Functions LARS() and solveEN() can be used to obtain solutions for $\hat{\boldsymbol{\beta}}_ i$ in the above penalized optimization problem taking $\textbf{P}_ x$ and $\textbf{G}_{xy}$ as inputs. The former function provides LASSO solutions for the entire $\lambda$ path using Least Angle Regression (Efron et al., 2004), and the later finds solutions for the Elastic-Net problem for given values of $\alpha$ and $\lambda$ via the Coordinate Descent algorithm (Friedman, 2007).
Documentation (two applications)
Application with high-throughput phenotypes:
Lopez-Cruz et al. (2020). [Manuscript]. [Documentation].

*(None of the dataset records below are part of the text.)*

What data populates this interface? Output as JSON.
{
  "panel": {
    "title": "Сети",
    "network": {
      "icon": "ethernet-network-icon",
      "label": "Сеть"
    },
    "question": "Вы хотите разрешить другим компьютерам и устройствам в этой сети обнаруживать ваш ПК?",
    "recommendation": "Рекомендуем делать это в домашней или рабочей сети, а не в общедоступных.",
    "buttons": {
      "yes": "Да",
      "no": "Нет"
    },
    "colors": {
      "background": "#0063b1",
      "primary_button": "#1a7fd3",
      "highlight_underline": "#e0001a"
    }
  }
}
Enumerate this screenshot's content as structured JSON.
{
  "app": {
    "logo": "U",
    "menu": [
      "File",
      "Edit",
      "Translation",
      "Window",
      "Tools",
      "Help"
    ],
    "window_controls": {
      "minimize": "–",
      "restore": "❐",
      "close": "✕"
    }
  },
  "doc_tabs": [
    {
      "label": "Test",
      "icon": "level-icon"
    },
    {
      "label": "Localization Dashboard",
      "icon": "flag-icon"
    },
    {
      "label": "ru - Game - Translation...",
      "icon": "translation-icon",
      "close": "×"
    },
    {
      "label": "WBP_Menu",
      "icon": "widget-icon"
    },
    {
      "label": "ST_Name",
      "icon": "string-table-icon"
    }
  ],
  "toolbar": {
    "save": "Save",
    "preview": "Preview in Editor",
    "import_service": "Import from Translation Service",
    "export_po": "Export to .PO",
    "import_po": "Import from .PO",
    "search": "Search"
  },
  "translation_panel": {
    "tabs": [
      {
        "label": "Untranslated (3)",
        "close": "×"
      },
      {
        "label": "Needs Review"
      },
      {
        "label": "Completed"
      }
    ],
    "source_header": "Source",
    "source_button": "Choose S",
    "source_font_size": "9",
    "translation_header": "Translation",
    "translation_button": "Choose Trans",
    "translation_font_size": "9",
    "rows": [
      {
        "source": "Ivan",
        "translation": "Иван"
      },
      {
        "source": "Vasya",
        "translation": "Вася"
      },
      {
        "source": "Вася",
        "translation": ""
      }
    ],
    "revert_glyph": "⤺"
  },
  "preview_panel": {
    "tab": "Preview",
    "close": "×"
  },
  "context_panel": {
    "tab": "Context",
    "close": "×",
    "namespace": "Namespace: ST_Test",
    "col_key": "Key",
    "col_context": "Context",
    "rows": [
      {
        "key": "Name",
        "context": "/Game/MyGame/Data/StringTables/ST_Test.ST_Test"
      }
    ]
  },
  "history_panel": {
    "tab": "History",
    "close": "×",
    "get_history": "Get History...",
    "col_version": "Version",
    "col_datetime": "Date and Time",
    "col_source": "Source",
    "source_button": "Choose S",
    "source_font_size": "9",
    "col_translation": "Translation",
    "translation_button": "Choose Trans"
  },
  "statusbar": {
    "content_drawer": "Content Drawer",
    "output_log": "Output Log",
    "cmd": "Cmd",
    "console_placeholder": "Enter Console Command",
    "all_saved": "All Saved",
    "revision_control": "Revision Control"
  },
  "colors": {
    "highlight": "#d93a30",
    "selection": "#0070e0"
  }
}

Application to Genomic Prediction:
Lopez-Cruz and de los Campos (2021). [Manuscript]. [Documentation].
How to cite SFSI R-package
Lopez-Cruz M, Olson E, Rovere G, Crossa J, Dreisigacker S, Mondal S, Singh R & de los Campos G (2020). Regularized selection indices for breeding value prediction using hyper-spectral image data. Scientific Reports, 10, 8195.
Dataset
The SFSI R-package contains a reduced version of the full data used in Lopez-Cruz et al. (2020) for the development of penalized selection indices. This full data can be found in this repository.
References
Efron B, Hastie T, Johnstone I & Tibshirani R (2004). Least angle regression. The Annals of Statistics, 32(2), 407–499.
Friedman J, Hastie T, Höfling H & Tibshirani R (2007). Pathwise coordinate optimization. The Annals of Applied Statistics, 1(2), 302–332.